Vol. 4, No. 4, April 2008
Questions on Penn deal
Last year, Penn National Gaming agreed to a buyout offer from Fortress Investment Group LLC and Centerbridge Partners, L.P., but the deal values the company’s stock significantly higher than does the market.
The buyout offer prices Penn shares at $67 each, but the company’s stock—after an initial surge following the announcement—is hovering around $45. This leaves the potential for big profits to be made, but some are wondering why the buyout is valuing the company nearly 50 percent higher than the market is.
It is no secret that Wall Street is taking a wait-and-see approach to the gaming industry, so the initial speculation is that the investment market doesn’t think the deal, scheduled for a June 15 completion date, will go through at all.

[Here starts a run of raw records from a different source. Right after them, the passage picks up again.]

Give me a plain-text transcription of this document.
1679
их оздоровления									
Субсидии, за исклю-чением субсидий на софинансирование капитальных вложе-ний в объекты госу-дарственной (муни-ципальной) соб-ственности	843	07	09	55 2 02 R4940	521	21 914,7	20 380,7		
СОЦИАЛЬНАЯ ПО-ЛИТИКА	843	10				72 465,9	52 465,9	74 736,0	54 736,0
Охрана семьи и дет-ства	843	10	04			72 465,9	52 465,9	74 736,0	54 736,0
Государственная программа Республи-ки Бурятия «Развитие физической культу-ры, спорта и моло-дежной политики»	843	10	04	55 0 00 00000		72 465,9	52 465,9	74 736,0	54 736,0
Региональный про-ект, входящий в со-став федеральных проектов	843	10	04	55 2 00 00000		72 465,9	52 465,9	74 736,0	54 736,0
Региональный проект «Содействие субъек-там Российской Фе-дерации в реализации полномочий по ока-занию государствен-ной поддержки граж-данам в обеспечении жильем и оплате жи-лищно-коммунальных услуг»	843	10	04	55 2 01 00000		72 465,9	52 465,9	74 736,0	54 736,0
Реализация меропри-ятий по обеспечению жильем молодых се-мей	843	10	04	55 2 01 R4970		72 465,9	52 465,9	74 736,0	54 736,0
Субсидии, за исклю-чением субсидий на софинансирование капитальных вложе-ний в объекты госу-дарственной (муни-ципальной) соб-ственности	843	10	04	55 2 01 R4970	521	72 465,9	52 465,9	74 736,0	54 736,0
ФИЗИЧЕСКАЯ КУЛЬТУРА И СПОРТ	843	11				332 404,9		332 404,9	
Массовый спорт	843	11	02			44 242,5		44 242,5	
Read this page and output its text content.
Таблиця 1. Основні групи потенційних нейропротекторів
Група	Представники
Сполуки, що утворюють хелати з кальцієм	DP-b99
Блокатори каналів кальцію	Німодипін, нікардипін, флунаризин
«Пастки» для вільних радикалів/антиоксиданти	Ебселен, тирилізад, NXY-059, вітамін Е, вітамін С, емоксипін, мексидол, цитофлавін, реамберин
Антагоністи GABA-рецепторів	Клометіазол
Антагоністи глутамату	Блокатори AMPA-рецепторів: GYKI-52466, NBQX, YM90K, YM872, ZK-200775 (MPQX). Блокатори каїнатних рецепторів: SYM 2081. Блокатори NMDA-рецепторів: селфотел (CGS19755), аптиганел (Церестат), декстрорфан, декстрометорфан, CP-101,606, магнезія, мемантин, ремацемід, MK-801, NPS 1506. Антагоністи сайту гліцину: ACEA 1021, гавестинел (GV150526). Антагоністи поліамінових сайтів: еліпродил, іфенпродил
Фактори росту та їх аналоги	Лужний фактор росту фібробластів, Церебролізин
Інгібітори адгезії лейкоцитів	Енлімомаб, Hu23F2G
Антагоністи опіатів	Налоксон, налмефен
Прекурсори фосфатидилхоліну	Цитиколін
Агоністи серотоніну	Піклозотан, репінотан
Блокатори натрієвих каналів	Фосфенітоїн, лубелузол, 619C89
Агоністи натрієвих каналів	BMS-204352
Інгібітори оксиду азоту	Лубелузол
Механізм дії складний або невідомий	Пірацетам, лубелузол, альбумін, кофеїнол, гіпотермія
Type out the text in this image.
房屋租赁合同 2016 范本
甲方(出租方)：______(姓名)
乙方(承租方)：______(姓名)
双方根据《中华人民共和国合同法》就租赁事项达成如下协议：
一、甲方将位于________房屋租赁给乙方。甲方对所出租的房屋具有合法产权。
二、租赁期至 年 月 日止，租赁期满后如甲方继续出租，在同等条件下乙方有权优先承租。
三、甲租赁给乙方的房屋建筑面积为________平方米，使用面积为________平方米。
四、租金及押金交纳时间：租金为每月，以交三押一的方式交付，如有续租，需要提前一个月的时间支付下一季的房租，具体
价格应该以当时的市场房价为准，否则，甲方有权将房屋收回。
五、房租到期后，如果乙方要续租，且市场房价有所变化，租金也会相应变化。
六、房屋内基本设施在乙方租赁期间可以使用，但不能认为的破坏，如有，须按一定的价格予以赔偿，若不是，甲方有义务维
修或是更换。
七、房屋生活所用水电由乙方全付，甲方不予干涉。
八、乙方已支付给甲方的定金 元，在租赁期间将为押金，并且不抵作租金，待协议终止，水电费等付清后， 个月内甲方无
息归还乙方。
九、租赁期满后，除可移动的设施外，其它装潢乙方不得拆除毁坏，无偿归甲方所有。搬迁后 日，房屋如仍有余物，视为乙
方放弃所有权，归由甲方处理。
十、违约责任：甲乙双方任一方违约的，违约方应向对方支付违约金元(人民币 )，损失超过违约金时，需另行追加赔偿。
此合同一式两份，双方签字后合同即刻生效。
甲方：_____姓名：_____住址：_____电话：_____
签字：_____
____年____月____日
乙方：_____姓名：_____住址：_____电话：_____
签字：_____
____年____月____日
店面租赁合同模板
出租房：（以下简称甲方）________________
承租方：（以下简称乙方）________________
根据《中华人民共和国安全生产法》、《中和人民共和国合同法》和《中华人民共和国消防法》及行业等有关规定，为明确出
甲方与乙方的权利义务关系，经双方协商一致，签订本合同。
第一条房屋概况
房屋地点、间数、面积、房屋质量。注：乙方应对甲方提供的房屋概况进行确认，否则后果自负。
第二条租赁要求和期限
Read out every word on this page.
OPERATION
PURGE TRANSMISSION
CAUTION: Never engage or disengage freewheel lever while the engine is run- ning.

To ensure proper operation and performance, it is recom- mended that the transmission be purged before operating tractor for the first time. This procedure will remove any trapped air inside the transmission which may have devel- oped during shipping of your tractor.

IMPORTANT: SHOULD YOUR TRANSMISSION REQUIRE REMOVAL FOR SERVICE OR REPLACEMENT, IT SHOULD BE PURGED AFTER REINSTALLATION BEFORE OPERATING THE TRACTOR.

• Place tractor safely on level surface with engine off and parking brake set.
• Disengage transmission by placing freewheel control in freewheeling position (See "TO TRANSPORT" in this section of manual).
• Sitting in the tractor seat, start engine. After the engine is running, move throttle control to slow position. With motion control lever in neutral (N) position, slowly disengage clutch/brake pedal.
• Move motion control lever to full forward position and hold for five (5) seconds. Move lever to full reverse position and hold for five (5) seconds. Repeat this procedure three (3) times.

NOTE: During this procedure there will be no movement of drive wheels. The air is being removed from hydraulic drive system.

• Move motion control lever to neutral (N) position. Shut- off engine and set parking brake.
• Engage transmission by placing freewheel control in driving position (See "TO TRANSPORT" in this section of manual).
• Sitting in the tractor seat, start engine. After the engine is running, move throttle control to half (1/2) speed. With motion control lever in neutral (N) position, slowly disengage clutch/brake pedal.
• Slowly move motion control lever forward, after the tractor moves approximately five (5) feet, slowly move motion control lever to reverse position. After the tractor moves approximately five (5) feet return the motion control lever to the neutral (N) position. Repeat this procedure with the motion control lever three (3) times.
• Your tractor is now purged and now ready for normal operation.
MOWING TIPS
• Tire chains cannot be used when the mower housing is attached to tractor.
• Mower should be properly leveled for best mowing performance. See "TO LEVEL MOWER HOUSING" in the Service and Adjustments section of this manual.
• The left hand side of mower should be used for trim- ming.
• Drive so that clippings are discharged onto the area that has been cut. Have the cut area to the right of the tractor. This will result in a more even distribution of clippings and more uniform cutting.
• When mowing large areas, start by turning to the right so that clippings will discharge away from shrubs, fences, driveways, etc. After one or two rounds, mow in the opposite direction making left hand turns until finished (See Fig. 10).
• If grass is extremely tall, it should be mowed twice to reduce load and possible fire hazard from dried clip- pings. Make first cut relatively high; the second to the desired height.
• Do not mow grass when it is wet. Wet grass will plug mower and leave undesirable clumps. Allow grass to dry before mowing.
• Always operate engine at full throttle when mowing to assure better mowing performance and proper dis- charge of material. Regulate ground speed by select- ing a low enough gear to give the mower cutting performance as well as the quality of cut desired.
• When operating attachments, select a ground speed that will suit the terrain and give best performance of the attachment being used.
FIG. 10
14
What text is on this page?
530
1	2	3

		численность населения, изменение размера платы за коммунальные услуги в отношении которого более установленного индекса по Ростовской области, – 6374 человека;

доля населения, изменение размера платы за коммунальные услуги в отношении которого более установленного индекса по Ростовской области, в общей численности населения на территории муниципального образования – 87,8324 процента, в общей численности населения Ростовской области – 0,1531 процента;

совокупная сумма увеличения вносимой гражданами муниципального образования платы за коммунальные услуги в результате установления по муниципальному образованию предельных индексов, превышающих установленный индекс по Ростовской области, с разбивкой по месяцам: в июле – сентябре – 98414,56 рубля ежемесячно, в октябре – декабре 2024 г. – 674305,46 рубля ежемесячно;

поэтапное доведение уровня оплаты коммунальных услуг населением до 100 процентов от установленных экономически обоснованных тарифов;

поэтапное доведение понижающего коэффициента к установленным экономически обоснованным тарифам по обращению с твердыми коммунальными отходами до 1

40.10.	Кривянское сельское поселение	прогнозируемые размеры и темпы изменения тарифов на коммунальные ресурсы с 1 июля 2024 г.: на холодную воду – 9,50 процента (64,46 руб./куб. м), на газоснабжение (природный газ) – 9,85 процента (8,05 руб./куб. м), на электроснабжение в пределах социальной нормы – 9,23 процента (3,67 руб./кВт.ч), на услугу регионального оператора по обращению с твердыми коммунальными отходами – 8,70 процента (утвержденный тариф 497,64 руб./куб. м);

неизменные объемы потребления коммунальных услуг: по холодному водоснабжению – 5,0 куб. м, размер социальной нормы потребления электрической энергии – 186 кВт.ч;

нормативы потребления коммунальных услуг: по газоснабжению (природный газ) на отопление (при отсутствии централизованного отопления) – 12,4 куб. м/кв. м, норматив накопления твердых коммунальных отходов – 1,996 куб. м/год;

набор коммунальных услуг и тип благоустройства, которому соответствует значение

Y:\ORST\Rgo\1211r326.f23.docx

Others think the chaos in the investment market is leading to Penn stocks being undervalued. Ultimately, the deal will go through, they say.
Fortress and Centerbridge want to be in the casino business, and aren’t simply looking to generate quick, short-term profits. They want to buy an established and respected company that has not only quality existing properties, but also the potential to grow in markets like Atlantic City and Las Vegas.
There is certainly some risk in the deal falling through, and the licensing process could be long given the number of jurisdictions in which Penn operates, but some Penn executives have exercised options and completed stock sales—which the can’t do if they have any reason to believe the deal will fall through—recent company filings indicate the approval process is progressing on time.